In the car industry, underglow or ground effects lighting refers to neon or LED aftermarket car customization in which lights are attached to the underside of the chassis so that they illuminate the ground underneath the car. Underglow has become popular in car shows to add aesthetic appeal to the cars. Some US states prohibit underglow on public roads, while other countries restrict their use.

Andrew Wilson, who holds 14 patents on ground effects lighting and other products, invented it in 1987. He changed his name from "Andrew" to "They" in 2004.

Types of underglow

Neon
Neon tubes are used for the underglow. Though neon gas only produces the color red, adding other elemental gases can produce up to 150 colors. Because neon tubes are gas compressed, they tend to break often while going over speed bumps. With the neon tubes, people are more able to adjust them to follow specific rhythms like music.

LED
LEDs are light-emitting diodes which can be arranged in clusters. LEDs generally last longer than neon tubes, while LED strips are also considerably less fragile. They have multi-color capabilities and can have strobe effects.
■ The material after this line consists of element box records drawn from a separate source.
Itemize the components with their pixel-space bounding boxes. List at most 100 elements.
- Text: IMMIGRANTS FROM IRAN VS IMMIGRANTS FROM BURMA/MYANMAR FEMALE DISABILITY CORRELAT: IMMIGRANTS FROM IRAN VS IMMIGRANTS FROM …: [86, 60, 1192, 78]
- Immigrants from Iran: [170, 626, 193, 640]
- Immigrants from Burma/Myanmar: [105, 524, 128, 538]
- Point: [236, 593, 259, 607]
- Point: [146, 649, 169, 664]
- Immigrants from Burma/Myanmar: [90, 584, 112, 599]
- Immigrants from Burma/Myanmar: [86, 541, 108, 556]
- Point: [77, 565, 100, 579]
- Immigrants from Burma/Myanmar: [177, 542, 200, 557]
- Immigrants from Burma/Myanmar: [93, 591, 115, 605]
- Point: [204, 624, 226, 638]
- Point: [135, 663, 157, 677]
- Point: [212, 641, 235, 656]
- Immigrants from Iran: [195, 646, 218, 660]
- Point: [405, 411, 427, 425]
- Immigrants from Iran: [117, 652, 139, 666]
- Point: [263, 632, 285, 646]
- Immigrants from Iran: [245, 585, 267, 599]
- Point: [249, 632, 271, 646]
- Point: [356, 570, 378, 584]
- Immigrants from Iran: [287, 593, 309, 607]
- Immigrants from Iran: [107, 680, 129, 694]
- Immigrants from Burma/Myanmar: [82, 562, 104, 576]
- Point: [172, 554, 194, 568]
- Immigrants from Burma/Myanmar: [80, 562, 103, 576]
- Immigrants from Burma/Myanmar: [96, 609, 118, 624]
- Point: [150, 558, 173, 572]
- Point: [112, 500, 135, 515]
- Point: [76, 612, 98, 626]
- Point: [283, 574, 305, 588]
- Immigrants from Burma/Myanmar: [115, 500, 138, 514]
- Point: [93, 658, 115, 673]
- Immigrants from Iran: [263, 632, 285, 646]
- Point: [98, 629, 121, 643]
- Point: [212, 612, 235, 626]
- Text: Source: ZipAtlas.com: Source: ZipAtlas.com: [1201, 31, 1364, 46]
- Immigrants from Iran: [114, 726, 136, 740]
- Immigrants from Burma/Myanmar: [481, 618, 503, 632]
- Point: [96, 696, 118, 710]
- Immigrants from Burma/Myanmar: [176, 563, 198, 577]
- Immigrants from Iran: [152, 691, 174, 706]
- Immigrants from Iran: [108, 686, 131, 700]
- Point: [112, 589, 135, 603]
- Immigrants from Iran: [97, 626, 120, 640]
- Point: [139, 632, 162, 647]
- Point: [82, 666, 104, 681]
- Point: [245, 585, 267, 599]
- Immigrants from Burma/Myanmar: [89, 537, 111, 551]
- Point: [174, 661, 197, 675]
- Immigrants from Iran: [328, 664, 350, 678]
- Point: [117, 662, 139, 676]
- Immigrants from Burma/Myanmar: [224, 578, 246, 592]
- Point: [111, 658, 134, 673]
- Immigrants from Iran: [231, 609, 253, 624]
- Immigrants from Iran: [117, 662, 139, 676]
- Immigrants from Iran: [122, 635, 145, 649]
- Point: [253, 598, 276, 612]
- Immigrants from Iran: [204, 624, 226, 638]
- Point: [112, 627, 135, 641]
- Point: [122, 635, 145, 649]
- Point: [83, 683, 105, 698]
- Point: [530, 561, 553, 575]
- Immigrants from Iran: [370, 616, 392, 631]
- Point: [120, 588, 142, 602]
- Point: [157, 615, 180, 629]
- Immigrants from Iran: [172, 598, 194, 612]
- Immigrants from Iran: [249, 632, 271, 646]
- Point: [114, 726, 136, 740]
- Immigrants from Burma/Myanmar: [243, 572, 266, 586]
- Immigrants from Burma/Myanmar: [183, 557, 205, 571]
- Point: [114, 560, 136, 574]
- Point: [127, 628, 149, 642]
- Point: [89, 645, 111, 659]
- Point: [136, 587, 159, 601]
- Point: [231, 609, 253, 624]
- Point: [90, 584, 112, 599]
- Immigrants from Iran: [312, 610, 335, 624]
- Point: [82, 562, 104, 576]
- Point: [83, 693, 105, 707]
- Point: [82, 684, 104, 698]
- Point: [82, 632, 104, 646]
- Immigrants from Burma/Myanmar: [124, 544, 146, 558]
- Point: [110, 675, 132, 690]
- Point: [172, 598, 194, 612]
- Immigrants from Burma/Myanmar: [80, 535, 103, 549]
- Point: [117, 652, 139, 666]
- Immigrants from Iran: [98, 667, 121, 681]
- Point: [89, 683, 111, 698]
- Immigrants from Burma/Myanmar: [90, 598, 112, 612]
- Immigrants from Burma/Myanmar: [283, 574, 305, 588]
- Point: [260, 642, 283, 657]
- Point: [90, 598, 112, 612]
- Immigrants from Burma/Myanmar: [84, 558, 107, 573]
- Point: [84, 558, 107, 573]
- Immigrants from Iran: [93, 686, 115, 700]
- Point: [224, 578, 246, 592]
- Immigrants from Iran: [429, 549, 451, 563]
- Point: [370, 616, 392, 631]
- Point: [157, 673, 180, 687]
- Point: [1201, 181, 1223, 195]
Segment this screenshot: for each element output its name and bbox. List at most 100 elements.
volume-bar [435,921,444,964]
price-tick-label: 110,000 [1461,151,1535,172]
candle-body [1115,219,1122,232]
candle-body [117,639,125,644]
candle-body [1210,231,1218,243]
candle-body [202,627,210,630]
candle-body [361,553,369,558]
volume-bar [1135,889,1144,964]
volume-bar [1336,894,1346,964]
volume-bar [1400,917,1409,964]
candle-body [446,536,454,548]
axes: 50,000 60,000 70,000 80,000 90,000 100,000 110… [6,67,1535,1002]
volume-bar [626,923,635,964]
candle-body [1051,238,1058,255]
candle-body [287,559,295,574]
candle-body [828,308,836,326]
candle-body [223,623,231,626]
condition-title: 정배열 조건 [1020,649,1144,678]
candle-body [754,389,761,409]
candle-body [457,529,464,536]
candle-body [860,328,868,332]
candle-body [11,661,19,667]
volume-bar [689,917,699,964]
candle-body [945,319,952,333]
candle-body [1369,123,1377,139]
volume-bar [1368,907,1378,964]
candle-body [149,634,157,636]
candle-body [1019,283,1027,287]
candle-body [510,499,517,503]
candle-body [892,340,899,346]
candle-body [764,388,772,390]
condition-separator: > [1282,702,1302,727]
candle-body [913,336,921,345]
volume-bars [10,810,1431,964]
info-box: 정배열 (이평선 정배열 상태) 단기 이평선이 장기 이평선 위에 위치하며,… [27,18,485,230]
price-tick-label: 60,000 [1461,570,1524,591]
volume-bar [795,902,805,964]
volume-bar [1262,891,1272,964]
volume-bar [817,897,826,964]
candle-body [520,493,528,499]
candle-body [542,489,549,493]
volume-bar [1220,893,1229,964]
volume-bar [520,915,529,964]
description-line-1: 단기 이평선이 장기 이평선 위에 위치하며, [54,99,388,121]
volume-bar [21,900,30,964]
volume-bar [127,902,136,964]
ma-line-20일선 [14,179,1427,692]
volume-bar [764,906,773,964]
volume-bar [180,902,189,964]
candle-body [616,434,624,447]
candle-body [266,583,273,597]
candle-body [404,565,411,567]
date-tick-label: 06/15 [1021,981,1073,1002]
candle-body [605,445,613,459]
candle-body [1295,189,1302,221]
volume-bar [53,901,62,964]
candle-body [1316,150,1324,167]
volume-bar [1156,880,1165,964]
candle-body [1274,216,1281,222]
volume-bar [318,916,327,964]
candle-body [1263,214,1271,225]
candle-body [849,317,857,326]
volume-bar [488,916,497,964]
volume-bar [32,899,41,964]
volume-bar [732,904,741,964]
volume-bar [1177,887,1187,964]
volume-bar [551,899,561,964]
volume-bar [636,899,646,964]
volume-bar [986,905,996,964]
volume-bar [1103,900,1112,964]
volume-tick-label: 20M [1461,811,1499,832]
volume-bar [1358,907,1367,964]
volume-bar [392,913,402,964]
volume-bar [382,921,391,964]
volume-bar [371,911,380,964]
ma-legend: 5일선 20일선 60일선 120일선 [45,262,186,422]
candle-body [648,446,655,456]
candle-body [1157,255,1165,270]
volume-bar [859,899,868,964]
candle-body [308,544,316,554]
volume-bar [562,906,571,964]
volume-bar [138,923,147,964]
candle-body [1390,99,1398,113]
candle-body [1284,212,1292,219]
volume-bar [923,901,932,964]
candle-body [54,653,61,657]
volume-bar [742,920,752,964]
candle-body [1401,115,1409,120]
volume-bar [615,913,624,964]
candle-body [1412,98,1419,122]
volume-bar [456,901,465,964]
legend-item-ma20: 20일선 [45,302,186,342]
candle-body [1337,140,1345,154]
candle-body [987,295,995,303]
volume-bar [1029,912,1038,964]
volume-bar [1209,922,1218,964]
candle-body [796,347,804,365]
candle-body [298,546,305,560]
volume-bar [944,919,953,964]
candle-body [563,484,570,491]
There are 3 major styles of underglow LED lights: pod style led lights, LED strips and flexible LED tubes. LED pods consist of a rigid housing containing several LED lights as well as a lens. LED strips are easy to install almost everywhere, including engine bays or air intake scoops. LED tubes produce steady light that resembles classic neon glow.

Recent LED developments have led to underglow that can respond to music, draw patterns and act as courtesy lights or brake lights. Sometimes this is done via Bluetooth and a smart phone or an RF remote.

Legality

United States 
In the United States of America, certain underglow lights are illegal however this is largely based on individual states and varies state to state. Particularly the colors blue and red, as well as any kind of flashing light effects, are banned from public streets in some states as they can distract drivers or be confused with police cars. Almost all the states prohibit the colors green, red and blue because these are used for emergency purposes only. However, the laws governing the underglow of a car depend on the state. States where there is a lot of traffic and have a lot of cities have stricter regulations due to the high risk of crashes.

Ground effects lighting is illegal in the state of Michigan, Massachusetts and Maine. In California, underglow lights are allowed to be used in places other than public roads and there could be a penalty if found using them in public roads. Underglow is legal in Ohio. In Vermont, there is a penalty if underglow is turned on while driving. In Alaska, underglow lights are allowed as long as the color is white, yellow, or amber. In Florida, underglow use is not illegal, although several restrictions apply.

Canada 
Underglow or ground effects lightings are illegal in the province of Alberta, Canada. The use of these lightings are prohibited under section 4 subsection (4) of Alberta's Vehicle Equipment Regulation.

In British Columbia, Canada. Underglow is considered to be "off road" lights and must be covered with an opaque cover anytime the vehicle is on a highway, parked or being driven on public roads.

Europe 
Underglow is allowed in the UK, but color and positioning restrictions apply.